Sportsmanship and camaraderie

About the author

Brent Chapman

Brent Chapman

Brent Chapman is the 2012 Toyota Tundra Bassmaster Angler of the Year.

Unless you've been camped out in an ice fishing shanty for the entire month of January, by now you've heard about Lance Armstrong. It's shocking to think that winning is so important to people that they completely forget about what is right. Don't get me wrong, I want to win as much as any athlete in any sport, but I want to do it ethically, morally and legally. I think just about every Elite Series competitor feels the same as I do, and it shows over and over again all season, even if it never sees the websites, magazines and TV shows. I'll get back to this in a minute.

I was reminded of an incident that took place in early December at a cross-country race in Burlada, Navarre. In the race, Nigerian runner Abel Mutai had a sizable lead over Spanish runner Ivan Fernandez Anaya when reports are he pulled up 10 meters short of the finish line. Instead of running right past Mutai and win the event, Anaya slowed behind Mutai and showed him the actual finish line. This doesn't get as much publicity as Lance Armstrong breaking as many rules as possible to win seven Tour de France races, but I think it should. It is much harder to do the right thing and take second than it is to do the wrong thing and win. I don't want to get into the politics of cycling, but I will say just because the others are doing it, it doesn't mean you should.

This got me to thinking — would Armstrong have stopped? That's the great thing about our sport. I think all of our anglers would stop for a competitor in this type of situation. In fact, in Green Bay this year I struck a rockpile and was not going to make it back to the launch ramp in time. Before I could even think about looking for help, Timmy Horton pulled over and took me in. Not only did he help me make it in, he did so costing himself at least 30 minutes of fishing time. Here's a guy fishing to make the Bassmaster Classic and instead of worrying about himself, he helped me make it in. By stopping he helped me win the Toyota Tundra Bassmaster Angler of the Year award. I owe huge thanks to Tim Horton, and although I hope Tim never needs my help, I'll be glad to repay the favor anytime.

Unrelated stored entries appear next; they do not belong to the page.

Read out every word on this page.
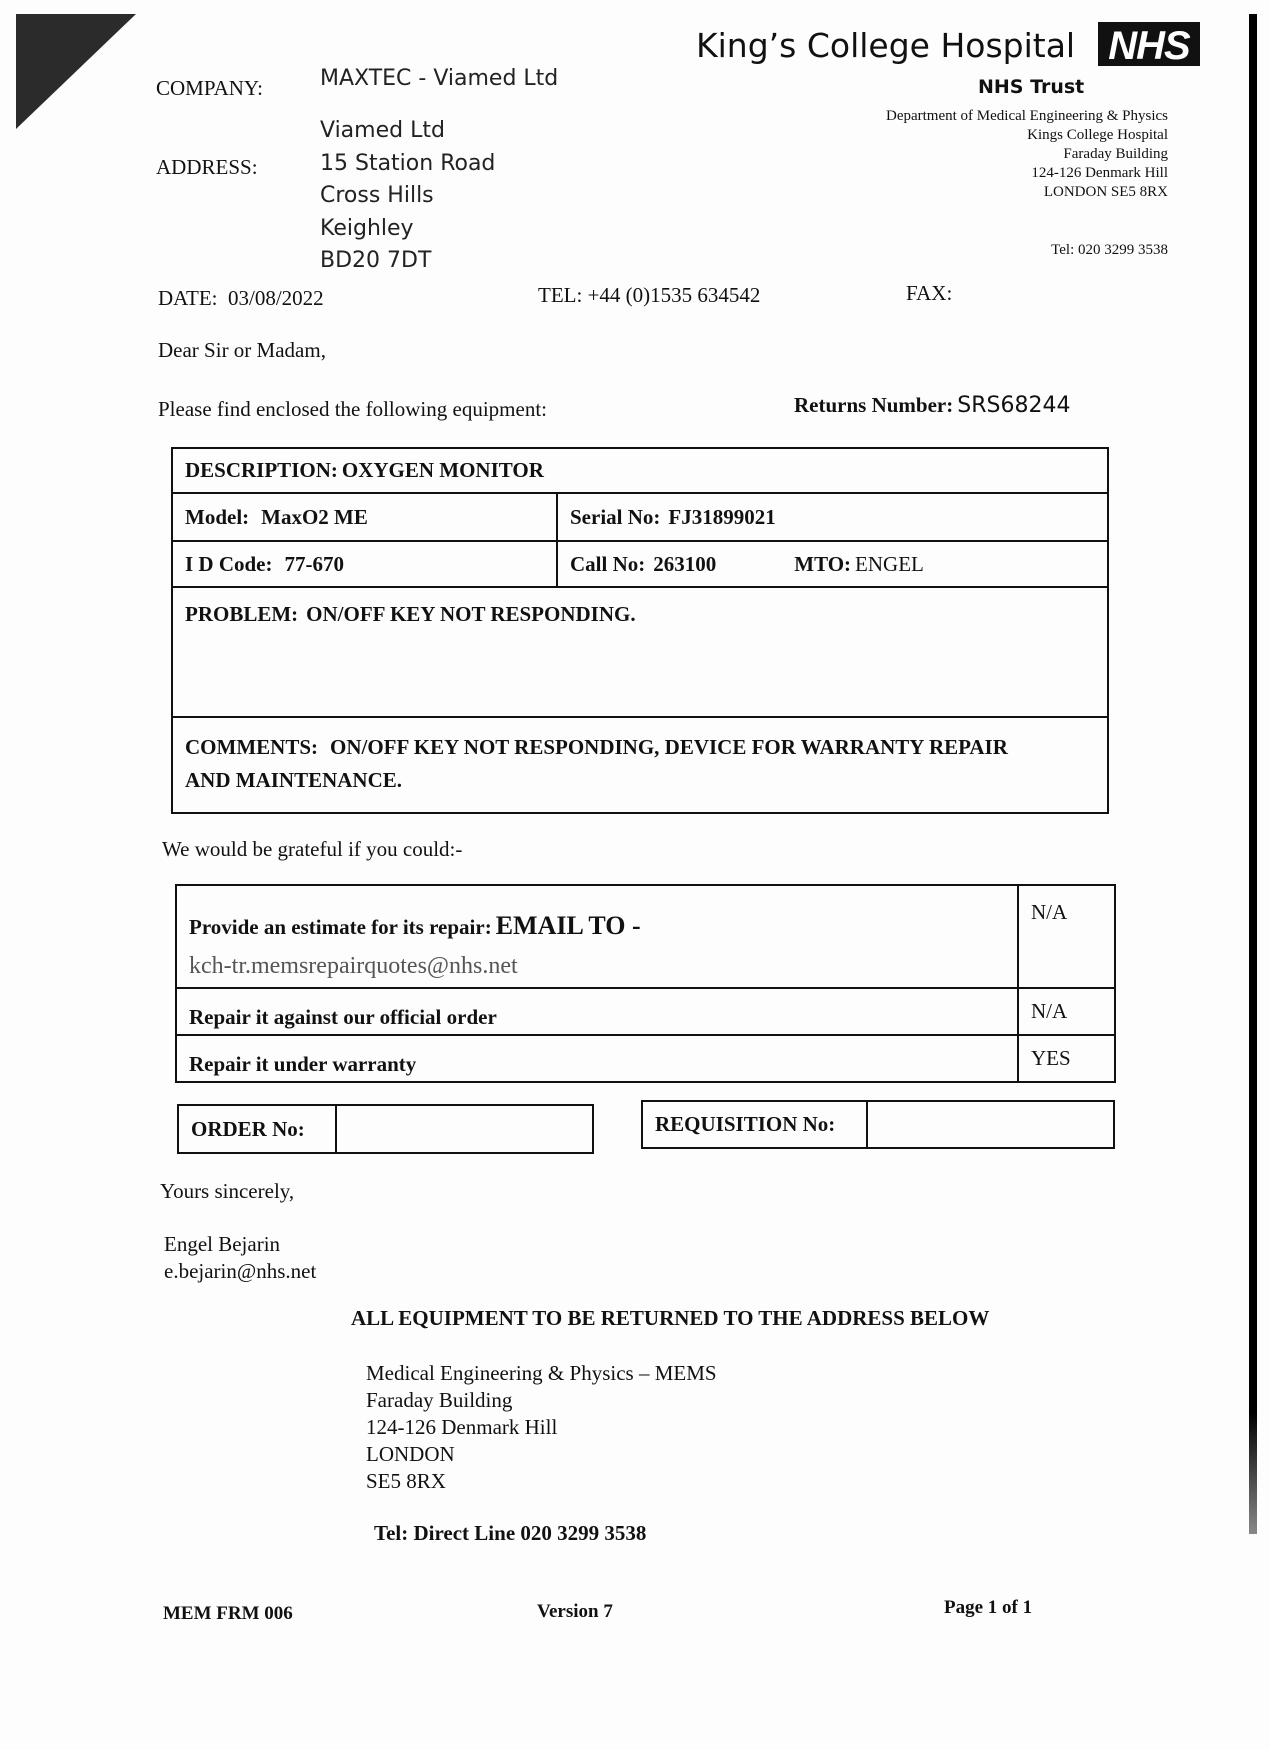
King’s College Hospital NHS
NHS Trust
Department of Medical Engineering & Physics
Kings College Hospital
Faraday Building
124-126 Denmark Hill
LONDON SE5 8RX
Tel: 020 3299 3538
COMPANY:	MAXTEC - Viamed Ltd
ADDRESS:
Viamed Ltd
15 Station Road
Cross Hills
Keighley
BD20 7DT
DATE: 03/08/2022	TEL: +44 (0)1535 634542	FAX:
Dear Sir or Madam,
Please find enclosed the following equipment:	Returns Number: SRS68244
DESCRIPTION: OXYGEN MONITOR	
Model: MaxO2 ME	Serial No: FJ31899021
I D Code: 77-670	Call No: 263100 MTO: ENGEL
PROBLEM: ON/OFF KEY NOT RESPONDING.	
COMMENTS: ON/OFF KEY NOT RESPONDING, DEVICE FOR WARRANTY REPAIR
AND MAINTENANCE.	
We would be grateful if you could:-
Provide an estimate for its repair: EMAIL TO -
kch-tr.memsrepairquotes@nhs.net	N/A
Repair it against our official order	N/A
Repair it under warranty	YES
ORDER No:	REQUISITION No:
Yours sincerely,
Engel Bejarin
e.bejarin@nhs.net
ALL EQUIPMENT TO BE RETURNED TO THE ADDRESS BELOW
Medical Engineering & Physics – MEMS
Faraday Building
124-126 Denmark Hill
LONDON
SE5 8RX
Tel: Direct Line 020 3299 3538
MEM FRM 006	Version 7	Page 1 of 1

This wasn't an exception; it is the norm for the Elite Series. If Timmy hadn't I am sure the next angler in the event that passed would have stopped for me. In fact, I am sure no Elite Series angler would ever hesitate to bring another guy in, even if it meant getting beat by that angler in the tournament. I would never want to win any tournament — not even the Bassmaster Classic — due to the fact the guy who caught the most weight broke down a quarter mile from the launch ramp. That's not the way I would want to win an event, and I don't think any of the Elite Series anglers would want to win it that way either.

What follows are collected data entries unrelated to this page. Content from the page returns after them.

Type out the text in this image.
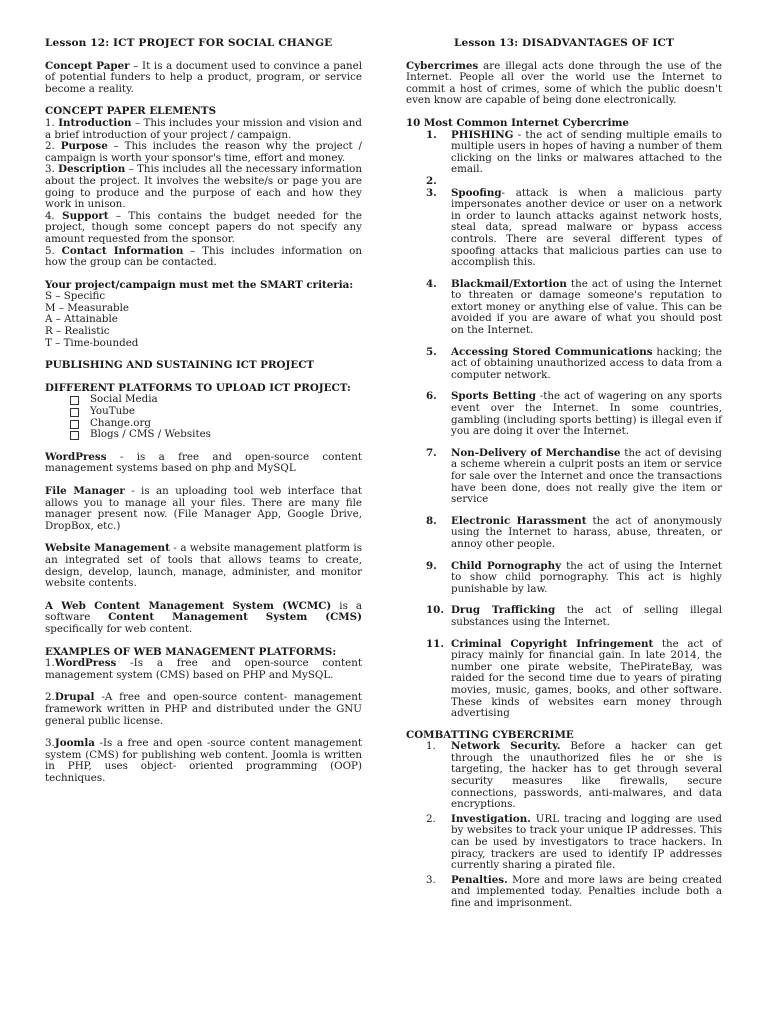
Lesson 12: ICT PROJECT FOR SOCIAL CHANGE

Concept Paper – It is a document used to convince a panel of potential funders to help a product, program, or service become a reality.

CONCEPT PAPER ELEMENTS

1. Introduction – This includes your mission and vision and a brief introduction of your project / campaign.

2. Purpose – This includes the reason why the project / campaign is worth your sponsor's time, effort and money.

3. Description – This includes all the necessary information about the project. It involves the website/s or page you are going to produce and the purpose of each and how they work in unison.

4. Support – This contains the budget needed for the project, though some concept papers do not specify any amount requested from the sponsor.

5. Contact Information – This includes information on how the group can be contacted.

Your project/campaign must met the SMART criteria:
S – Specific
M – Measurable
A – Attainable
R – Realistic
T – Time-bounded
PUBLISHING AND SUSTAINING ICT PROJECT
DIFFERENT PLATFORMS TO UPLOAD ICT PROJECT:
Social Media
YouTube
Change.org
Blogs / CMS / Websites

WordPress - is a free and open-source content management systems based on php and MySQL

File Manager - is an uploading tool web interface that allows you to manage all your files. There are many file manager present now. (File Manager App, Google Drive, DropBox, etc.)

Website Management - a website management platform is an integrated set of tools that allows teams to create, design, develop, launch, manage, administer, and monitor website contents.

A Web Content Management System (WCMC) is a software Content Management System (CMS) specifically for web content.

EXAMPLES OF WEB MANAGEMENT PLATFORMS:

1.WordPress -Is a free and open-source content management system (CMS) based on PHP and MySQL.

2.Drupal -A free and open-source content- management framework written in PHP and distributed under the GNU general public license.

3.Joomla -Is a free and open -source content management system (CMS) for publishing web content. Joomla is written in PHP, uses object- oriented programming (OOP) techniques.

Lesson 13: DISADVANTAGES OF ICT

Cybercrimes are illegal acts done through the use of the Internet. People all over the world use the Internet to commit a host of crimes, some of which the public doesn't even know are capable of being done electronically.

10 Most Common Internet Cybercrime
1. PHISHING - the act of sending multiple emails to multiple users in hopes of having a number of them clicking on the links or malwares attached to the email.
2.
3. Spoofing- attack is when a malicious party impersonates another device or user on a network in order to launch attacks against network hosts, steal data, spread malware or bypass access controls. There are several different types of spoofing attacks that malicious parties can use to accomplish this.
4. Blackmail/Extortion the act of using the Internet to threaten or damage someone's reputation to extort money or anything else of value. This can be avoided if you are aware of what you should post on the Internet.
5. Accessing Stored Communications hacking; the act of obtaining unauthorized access to data from a computer network.
6. Sports Betting -the act of wagering on any sports event over the Internet. In some countries, gambling (including sports betting) is illegal even if you are doing it over the Internet.
7. Non-Delivery of Merchandise the act of devising a scheme wherein a culprit posts an item or service for sale over the Internet and once the transactions have been done, does not really give the item or service
8. Electronic Harassment the act of anonymously using the Internet to harass, abuse, threaten, or annoy other people.
9. Child Pornography the act of using the Internet to show child pornography. This act is highly punishable by law.
10. Drug Trafficking the act of selling illegal substances using the Internet.
11. Criminal Copyright Infringement the act of piracy mainly for financial gain. In late 2014, the number one pirate website, ThePirateBay, was raided for the second time due to years of pirating movies, music, games, books, and other software. These kinds of websites earn money through advertising
COMBATTING CYBERCRIME
1. Network Security. Before a hacker can get through the unauthorized files he or she is targeting, the hacker has to get through several security measures like firewalls, secure connections, passwords, anti-malwares, and data encryptions.
2. Investigation. URL tracing and logging are used by websites to track your unique IP addresses. This can be used by investigators to trace hackers. In piracy, trackers are used to identify IP addresses currently sharing a pirated file.
3. Penalties. More and more laws are being created and implemented today. Penalties include both a fine and imprisonment.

I'd like to address another thing here, and it's not so much about sportsmanship as it is about camaraderie amongst anglers. We travel all around the country from New York to Florida, Detroit down to south Texas and sometimes all the way out to California. It seems like everywhere we go there are great people. I am still amazed how people show incredible kindness and support to us. They invite us into their homes, offer us a place to stay when we are in town pre-practicing, lend us boats on occasion, feed us, some even make us breakfasts before launch and pack us a lunch for on the water.

That's a nice thing about being a pro angler. I get to share good times and swap fishing stories with other anglers from all around the country.